Und so vergeht recht gemütlich und unterhaltsam der zweite Teil der Bahnreise.

In Stralsund versuche ich herauszufinden, wo der Busbahnhof ist und ob ich dahin laufen kann. Obwohl ich inzwischen ziemlich abgekämpft bin. Eine freundliche Verkäuferin im kleinen Bahnhofsladen meint, es würde sich wirklich nicht lohnen, für so eine kurze Strecke den Bus zu nehmen oder womöglich gar ein Taxi. Es sei sozusagen gleich um die Ecke. Ich marschiere also los. Von „gleich um die Ecke“ kann aber keine Rede sein. Außer man ist total leichtfüßig und muss nicht noch einen immer schwerer werdenden Koffer hinter sich herschleifen. Trotz Rollen fühle ich, wie mein Arm langsam ausleiert. Damit nicht einer am Ende länger aussieht als der andere, wechsele ich alle paar hundert Meter.

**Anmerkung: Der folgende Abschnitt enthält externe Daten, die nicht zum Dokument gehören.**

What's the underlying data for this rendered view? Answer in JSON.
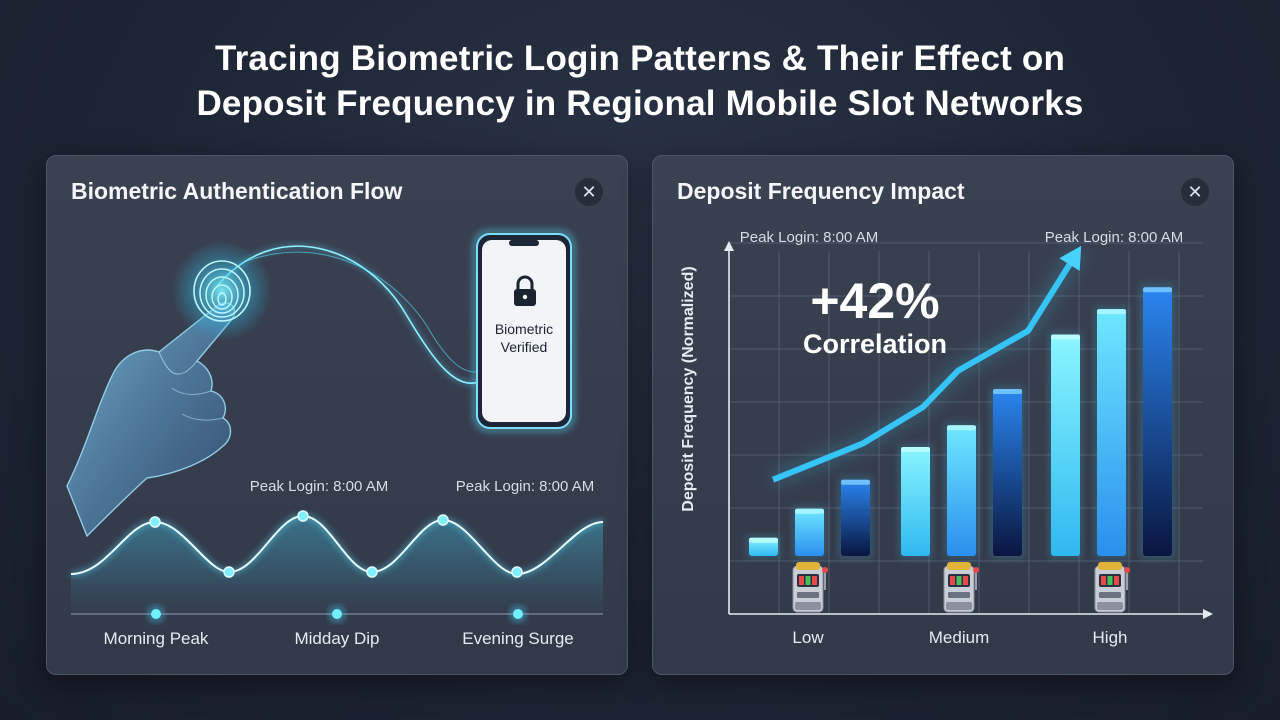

Endlich ist der Busbahnhof in Sicht, oder doch nicht? Ich sehe hinter einer Kurve einen unwirtlichen Parkplatz, von schmutzig-grauem Geröll bedeckt und durch kleine, an den Rändern bröckelnde Parkinseln unterteilt, aber keinerlei Hinweis auf eine Fernbushaltestelle. Dabei soll der nach Rügen schon in zehn Minuten abfahren. Wenn ich nun am falschen Ort warte! Katastrophe. Bei meinem nächtlichen Online-Check war das Endergebnis, dass dies am heutigen Tag die einzige Verbindung zu meinem Urlaubsort ist. Leicht panisch rufe ich die Hotline des Busunternehmens an und beschreibe dem jungen Mann am anderen Ende, wo ich warte. Er versichert mir, dass ich da genau richtig bin. Nach dem Gespräch kommt plötzlich eine SMS mit der Bitte um etwas Geduld, der Bus habe ein bisschen Verspätung. Das Bisschen entwickelt sich zu einer guten halben Stunde, während der ich ein paar versprengte Teenager bei ihren Paarungsritualen betrachte. Endlich biegt der Fernbus um die Ecke. Ein gemütlich aussehender Fahrer krabbelt heraus und zündet sich erstmal eine Zigarette an. Ich wanke zu ihm hinüber. „Sagen Sie bloß, Sie fahren mich jetzt nach Rügen?“ Und er zwinkert mir freundlich zu und antwortet: „Jawoll! Und war ich nicht brav? Hab' ich nicht eine SMS geschickt, so dass Sie Bescheid wissen wegen der Verspätung?“ Das gestehe ich ihm gern zu.

Und dann fahren wir los. Und nach der Überquerung der Brücke zur Insel erkenne ich nach mehr als zwölf Stunden Fahrt die Landschaft wieder, die ich letztes Jahr so ins Herz geschlossen habe, und kann beinahe schon das Meer spüren. Endlich!